Julian's blog: Mobile Madness!
I just recorded a show for the BBC World Service. It’s called The Forum, and I was honoured to be on with Charles Simic and Semir Zeki - eminent company indeed, and a fascinating discussion about creativity, perception and language ensued. The programme will be broadcast on the World Service and Radio 4, and also will be available as a podcast from the Forum’s website.
They ask me to rant with a controversial soapbox-style idea for 60 seconds. No problem ranting – but just for a minute? That’s tough! Anyway I thought it might amuse you to have the rant posted here, since it’s one that will resonate with many who care about sound. So here it is:
We have licences and laws governing the use of our cars. There should now be licences and laws for the public use of mobile devices so that the weight of society is aligned to make inconsiderate people change their ways.
I’m talking about behaviour such as
* causing a breach of the peace (especially in confined public spaces like buses and trains) by talking loudly on a mobile
* irritating fellow travellers with music overspilling from headphones
* playing distorted music through the inadequate loudspeakers of mobile phones in public places (‘sodcasting’)
* street offences such as stopping short or causing an obstruction on a busy pavement while texting
* holding loud and pompous conversations on mobiles (especially with headsets, and especially while pacing up and down in airport lounges and similar)
* playing games with the beeps turned on
* disrespecting people by having intimate or embarrassing conversations and thus effectively denying their existence and feelings.
At the moment, if someone is brave enough to complain, the result is often verbal or sometimes even physical abuse. We need to align the power of societal consensus so that just as jumping a red light is universally unacceptable, so are behaviours like sodcasting.

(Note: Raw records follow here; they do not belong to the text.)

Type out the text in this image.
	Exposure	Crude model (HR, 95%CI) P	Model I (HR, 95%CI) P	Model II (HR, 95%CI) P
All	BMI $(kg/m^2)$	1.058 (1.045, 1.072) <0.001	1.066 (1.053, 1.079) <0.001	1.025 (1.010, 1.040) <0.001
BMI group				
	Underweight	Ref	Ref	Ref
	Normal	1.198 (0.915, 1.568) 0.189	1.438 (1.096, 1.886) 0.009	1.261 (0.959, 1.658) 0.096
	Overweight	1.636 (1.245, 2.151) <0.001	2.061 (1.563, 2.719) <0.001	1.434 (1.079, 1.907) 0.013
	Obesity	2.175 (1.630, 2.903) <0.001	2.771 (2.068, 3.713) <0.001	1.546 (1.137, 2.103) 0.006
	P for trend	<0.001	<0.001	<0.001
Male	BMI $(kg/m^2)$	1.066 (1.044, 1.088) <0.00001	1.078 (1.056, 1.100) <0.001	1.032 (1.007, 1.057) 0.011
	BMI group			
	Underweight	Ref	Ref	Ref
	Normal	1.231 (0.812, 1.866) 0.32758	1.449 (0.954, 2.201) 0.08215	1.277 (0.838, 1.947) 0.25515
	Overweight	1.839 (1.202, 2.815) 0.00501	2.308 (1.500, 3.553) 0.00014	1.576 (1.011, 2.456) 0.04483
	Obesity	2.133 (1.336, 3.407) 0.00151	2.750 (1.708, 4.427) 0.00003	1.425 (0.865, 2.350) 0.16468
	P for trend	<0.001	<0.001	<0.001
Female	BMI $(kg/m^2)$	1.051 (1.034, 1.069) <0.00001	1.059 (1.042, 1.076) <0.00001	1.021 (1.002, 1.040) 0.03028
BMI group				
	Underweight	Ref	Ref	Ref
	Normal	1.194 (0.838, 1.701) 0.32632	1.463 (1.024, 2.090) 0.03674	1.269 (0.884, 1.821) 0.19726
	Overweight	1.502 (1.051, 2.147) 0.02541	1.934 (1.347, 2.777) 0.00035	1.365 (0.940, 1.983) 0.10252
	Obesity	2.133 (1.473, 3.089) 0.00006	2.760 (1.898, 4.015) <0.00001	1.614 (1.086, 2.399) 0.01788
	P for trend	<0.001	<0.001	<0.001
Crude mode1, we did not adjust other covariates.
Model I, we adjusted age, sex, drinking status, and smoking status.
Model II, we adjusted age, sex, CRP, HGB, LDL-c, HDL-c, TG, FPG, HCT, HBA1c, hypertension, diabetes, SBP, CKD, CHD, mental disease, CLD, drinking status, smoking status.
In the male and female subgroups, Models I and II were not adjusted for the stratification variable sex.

Penalties could be a range of device confiscation periods (just like losing your driving licence) and corrective educational courses. This would require mobile police (in every sense of the phrase) which could be a voluntary force much like the Guardians on the New York subway. But the weight should be on educating people, ideally starting in school, to be thoughtful, considerate and mindful of the consequences of their behaviour on others. That may be idealistic, but without a consensus and some way of enforcing it we are heading for a digitally connected but physically divided society.